Thursday, September 06, 2012

The Bookworms of China - a promising story for publishing


By CLARISSA SEBAG-MONTEFIORE - IHT

BEIJING — The traditional publishing industry’s prospects may be bleak overall, but there is a promising story to be found in an unexpected place, in a country plagued by censorship and bureaucracy: China.
Last week at the Beijing International Book Fair, the largest gathering in the event’s 19-year history, the mood in the cavernous exhibition center was buoyant, despite the barren decor and a lack of good coffee. The Chinese publishing industry is in an “expansive mode” explained Seth Russo, the director of international sales at Simon & Schuster. It is now the world’s largest in terms of volume, with 7.7 billion books published in 2011, up by 7.5 percent from 2010.
Driving sales is a literate population that emphasizes education and self-improvement. Censorship has become less draconian since Mao’s time and publishing has become more commercial. As a result, readers of Chinese books today have more choice of genre, voice and subject matter than they have had at any time in the last 60 years.
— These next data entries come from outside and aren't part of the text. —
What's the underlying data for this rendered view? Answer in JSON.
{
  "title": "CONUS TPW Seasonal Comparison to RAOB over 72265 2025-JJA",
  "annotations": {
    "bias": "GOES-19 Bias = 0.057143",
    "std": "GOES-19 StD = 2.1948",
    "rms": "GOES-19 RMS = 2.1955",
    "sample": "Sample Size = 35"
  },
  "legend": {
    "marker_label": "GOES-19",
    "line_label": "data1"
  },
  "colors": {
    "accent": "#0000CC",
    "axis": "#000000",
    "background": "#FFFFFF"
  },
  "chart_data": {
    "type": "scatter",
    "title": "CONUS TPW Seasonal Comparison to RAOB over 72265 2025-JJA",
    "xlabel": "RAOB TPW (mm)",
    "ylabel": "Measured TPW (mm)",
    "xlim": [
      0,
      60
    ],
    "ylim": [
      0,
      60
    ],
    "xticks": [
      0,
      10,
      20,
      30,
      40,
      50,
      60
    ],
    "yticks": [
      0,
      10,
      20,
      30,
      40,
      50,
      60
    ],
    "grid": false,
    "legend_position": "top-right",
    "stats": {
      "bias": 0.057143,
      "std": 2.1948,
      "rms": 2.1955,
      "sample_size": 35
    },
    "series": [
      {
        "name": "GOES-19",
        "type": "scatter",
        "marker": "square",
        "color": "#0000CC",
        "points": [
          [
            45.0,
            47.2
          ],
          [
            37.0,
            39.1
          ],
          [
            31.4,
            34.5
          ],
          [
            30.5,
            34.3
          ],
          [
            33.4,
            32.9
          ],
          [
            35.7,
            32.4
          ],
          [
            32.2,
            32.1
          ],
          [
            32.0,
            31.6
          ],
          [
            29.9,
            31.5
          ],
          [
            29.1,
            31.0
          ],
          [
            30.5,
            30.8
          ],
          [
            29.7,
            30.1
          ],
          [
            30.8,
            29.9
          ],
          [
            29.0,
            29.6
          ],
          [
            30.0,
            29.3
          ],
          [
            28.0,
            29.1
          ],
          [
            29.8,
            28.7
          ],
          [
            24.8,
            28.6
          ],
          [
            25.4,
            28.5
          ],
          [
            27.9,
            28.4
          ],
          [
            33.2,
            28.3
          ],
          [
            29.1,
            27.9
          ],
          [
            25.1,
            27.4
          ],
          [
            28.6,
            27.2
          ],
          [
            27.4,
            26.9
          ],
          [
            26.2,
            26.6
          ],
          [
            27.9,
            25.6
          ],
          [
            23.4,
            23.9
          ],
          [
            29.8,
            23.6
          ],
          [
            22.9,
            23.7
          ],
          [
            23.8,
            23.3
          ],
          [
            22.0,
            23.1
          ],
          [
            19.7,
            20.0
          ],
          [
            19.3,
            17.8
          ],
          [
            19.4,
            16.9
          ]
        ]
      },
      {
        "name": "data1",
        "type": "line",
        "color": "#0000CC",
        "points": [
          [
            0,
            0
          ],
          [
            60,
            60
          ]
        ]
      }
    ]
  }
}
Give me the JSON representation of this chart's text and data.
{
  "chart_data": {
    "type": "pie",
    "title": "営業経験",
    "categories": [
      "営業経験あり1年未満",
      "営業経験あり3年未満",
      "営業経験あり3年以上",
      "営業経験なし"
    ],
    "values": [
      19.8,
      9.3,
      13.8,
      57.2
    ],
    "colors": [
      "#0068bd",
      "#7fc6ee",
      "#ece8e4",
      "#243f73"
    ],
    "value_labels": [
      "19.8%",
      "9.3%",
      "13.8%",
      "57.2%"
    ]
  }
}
During the Cultural Revolution, schools and universities were shut down and books were banned. Writers under Mao could be executed, imprisoned or ostracized for political incorrectness. (Sometimes they still are.) But such suffering became part of China’s creative legacy in the 70’s, thanks to “scar literature,” a popular genre that describes the horrors of the era.
In other words, if hardline Communism stalled Chinese literature, it did not stamp it out. “Unlike many developing countries, China has a long tradition of education and reading, culture and literature,” Jo Lusby, head of Penguin China, told me in Beijing this week. The Chinese consumer’s interest in books needed only to be revived, not created.

Mirroring a society more concerned with personal pleasure and personal woes than political movements, contemporary Chinese writing focuses on individual feelings. The racecar driver and bad-boy blogger Han Han is making millions off his novels, including his debut “Triple Door,” a scathing satire on school life, which sold over two million copies.
Genre fiction is exploding. In bookstores, crime stories and romantic fiction rub alongside wuxia, adventure stories of chivalrous martial heroes, and so-called “officialdom” fiction, tales of political intrigue that double as how-to guides for aspiring officials. (Mind you, the latter genre tends to tread carefully, often focusing on local stories of corruption rather than daring to incriminate party higher-ups.)
Popular nonfiction books include self-help tracts on how to get rich or find love. Publishers at the fair last week also described a growing children’s book market propelled by the one-child policy: Chinese parents are eager to pour their resources into their single offspring. And English-language books — from novels to learning aids — are in demand among those who want to improve their language skills.